The Charlie Hebdo debate arrives in the videogame world

The Charlie Hebdo debate arrives in the videogame world

You’re not against free speech, are you?

This interpretive trap awaits anyone attempting to publicly wrangle the legacy of Charlie Hebdo. In late April, the PEN American Center announced that its literary gala would honor the French satirical newspaper. In response, a series of authors including Junot Díaz and Joyce Carol Oates penned a letter arguing that PEN missed the distinction between “staunchly supporting expression that violates the acceptable, and enthusiastically rewarding such expression.” This furore goes back to January 7th, when two gunmen open fired in Charlie Hebdo’s office. Twelve people died in the attack. A further eleven were injured.

Twelve people died in the attack. A further eleven were injured.

In the days and thinkpieces that followed, the discursive challenge posed by Charlie Hebdo became clear: Blanket condemnations of murder and rigorous defenses of free speech do not easily coexist with qualms some hold about the blunt instrument of Charlie Hebdo’s satire. So how do we talk about the important yet controversial institution that was—and is—Charlie Hebdo?

Save Charlie, a mobile game created by the French studio Cazap, is the latest entrant into this space. In one corner of its screen sits an isolated building, the home of a publication. From around the building emerge challengers, black penguin-like blobs. In promotional images, they appear to have horns. Your objective, as it is in all tower defense games, is to stop the attackers’ advances.

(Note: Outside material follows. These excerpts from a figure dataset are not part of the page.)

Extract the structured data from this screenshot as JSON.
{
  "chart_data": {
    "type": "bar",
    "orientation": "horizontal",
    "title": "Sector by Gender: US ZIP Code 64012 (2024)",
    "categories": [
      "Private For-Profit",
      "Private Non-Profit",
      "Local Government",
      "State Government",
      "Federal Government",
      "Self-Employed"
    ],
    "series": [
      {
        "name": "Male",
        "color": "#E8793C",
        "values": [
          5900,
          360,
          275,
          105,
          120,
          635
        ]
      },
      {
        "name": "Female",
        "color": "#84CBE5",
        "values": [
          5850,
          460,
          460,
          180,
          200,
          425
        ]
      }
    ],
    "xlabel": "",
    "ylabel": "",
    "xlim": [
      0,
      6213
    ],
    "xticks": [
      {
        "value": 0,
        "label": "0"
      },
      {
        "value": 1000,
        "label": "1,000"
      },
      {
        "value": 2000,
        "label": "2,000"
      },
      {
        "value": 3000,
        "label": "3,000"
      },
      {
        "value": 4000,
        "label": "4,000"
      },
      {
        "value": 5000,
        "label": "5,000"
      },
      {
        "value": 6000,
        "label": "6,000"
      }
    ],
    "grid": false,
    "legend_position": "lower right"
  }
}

The twist in Save Charlie is that your weapons are those of a cartoonist. You can sling inkblots at your attackers or, in homage to whack-a-mole, hit them with newspapers. The message here isn’t subtle: The pen really is mightier than the sword. As they make it into your building, the invaders shutter windows. You lose when the publication has been completely shuttered. You are now censored. You have lost. A fact about press censorship is displayed alongside your high score.

Save Charlie, as the name indicates, is about Charlie Hebdo, but it isn’t really. You are nominally a cartoonist for Charlie Hebdo but the game has no real sense of place or context. It could be in Paris or somewhere else entirely. Likewise, its message about the importance of journalism is universal, or at least it should be, which is all well and good but suggests that the game has as much to do about press freedom in Eritrea as it does with a satirical newspaper in France. There is discordance between the platitudinous nature of Save Charlie’s gameplay and the very specific allusion in its title.

If language has failed many who attempted to discuss Charlie Hebdo, game mechanics might offer an alternate avenue. Games can present complicated power structures in a more digestible manner than a series of subordinate clauses. Save Charlie’s mechanics, however, decline the opportunity. The publication has an endless supply of weaponized inkblots and newspapers; the Visigoths at its gates also appear to be in endless supply. This makes for pleasant gameplay—so long as your fingers can keep up, Save Charlie will keep going—but says nothing about imbalances of power. Is your publication under attack by a totalitarian regime that has the power to close it entirely or a small band of homicidal maniacs who wish to deplete your ranks and scare you into closing shop? Save Charlie is so focused on its opposition to censorship that it never really bothers to truly conceptualize the different faces of censorship.

Save Charlie has no sense of place or context.

Save Charlie answers the easiest questions about Charlie Hebdo and press freedoms: free speech should be strongly defended and journalists should never be murdered. The game is comfortable when dealing in these absolutes but struggles mightily with grey areas. If inkblots are as strong a weapon as its moment-to-moment play suggests, might there not be occasions when a degree of restraint is called for? Save Charlie’s core mechanic occasionally contradicts the defence of Charlie Hebdo that it seems intent on making. Conversely, the suggestion that press freedom in states like North Korea can be established through the continual operation of printing presses is overwhelmingly simplistic. Save Charlie is a power fantasy about the role of an adversarial press that projects the plot of All the President’s Men onto every possible conflict between journalists and their detractors.

Cazap has announced that 50% of Save Charlie’s profits (the game offers in-app purchases) will be donated to the Committee to Protect Journalists. Whatever one thinks of Charlie Hebdo’s output this is a net positive: journalists across the world face serious challenges while carrying out important work. They deserve to be supported. They also deserve a game that truly attempts to engage with issues of journalistic ethics, freedom of speech, and structural power imbalances. Save Charlie is not that game. Its earnest didacticism is only of use when addressing low-hanging fruit. Instead of making you feel for the very real blood that has been spilled in defense of press freedom, Save Charlie makes you weep for all of the spilled ink.